I spent a blistering summer day wandering its alleyways, shepherded closely by a Kalashnikov-wielding military escort. In the early afternoon, a labyrinthine interior – suspended in time and devoid of life – unfurled within. The air was thick with the scent of sun-baked mud, and the 3,000 Shibamites had sought silent refuge in the shade and shadows. Any signs of modernity blended seamlessly with the ancient geometry of the city's towers. Now and then, a building stood derelict, as the mud crumbled back into the earth, its former occupants long since departed for Saudi Arabia or further abroad. Only the bleats of goats echoed from darkened recesses. Yet the silence of the city did not mean solitude. Behind latticed windows, a hushed audience kept watch over the outsiders.
[Marcus Ray]
But as the sun began to set, Shibam began to stir. Children emerged to play in the alleyways, clustering in giggling groups. Old men lumbered to the square clutching bushels of khat – the psychotropic leaf that softens speech and stretches time – ready to commence their evening chew. Games of dominoes clacked on wooden crates outside cafes in the main square. Shibam's rhythm returned in quiet pulses.

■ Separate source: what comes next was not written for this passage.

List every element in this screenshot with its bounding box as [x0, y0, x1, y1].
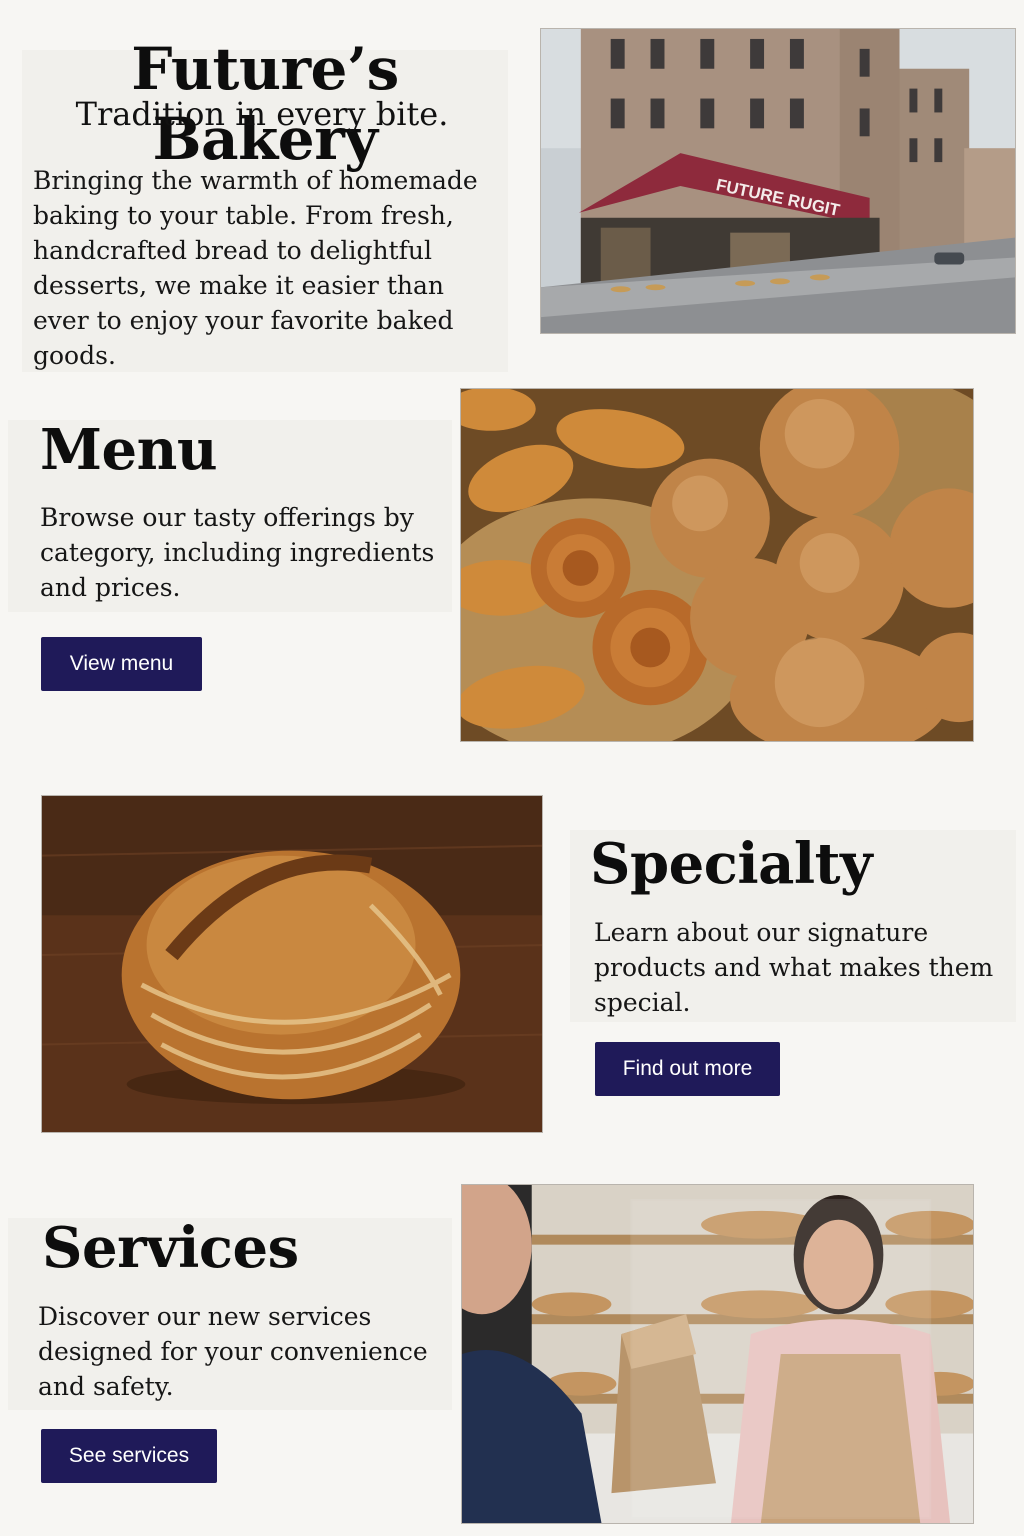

The city moved to its own elegiac choreography, momentarily disrupted by the foreign footfall.
The Hadhramaut is home to many other places of storybook grandeur. There is the religious city of Tarim, the village of Haid al-Jazil and the grand Bugshan Palace, whose mesmeric colours contrast with its lunar surroundings. Beyond this region too, there is richness – no less storied than in Sana'a – though much of it remains at risk of destruction and is, for now, out of reach.
[Marcus Ray]
Striking as they were, the Hadhramaut's marvels almost felt too cinematic to capture the dynamism of modern Yemen. Life proceeded instead at full tilt – and in all its colour – in Seiyun, where motorbikes weaved between honey stalls and minarets carried the call to prayer. The scent of cardamom and diesel hung thick in the air while gentle recitation drifted from a nearby madrasa. Children trained on sandy football fields, and mechanics crouched beneath battered cars, cigarette smoke curling above the chassis. A girl roared into a fan, thrilled by the staccato rasp of her voice, then toppled over laughing. A man tuned his old oud beneath a date palm. This sort of ordinary does not make the news. But in a country so often seen through the lens of collapse, normalcy itself can feel revelatory.
The Hadhramaut's daily rhythms and architectural wonders resist the easy narratives imposed from afar. Not everything here conforms to the image of a beleaguered nation. Yemen is more than the headlines that define it. It is a country where history lives alongside hardship and people persist without spectacle.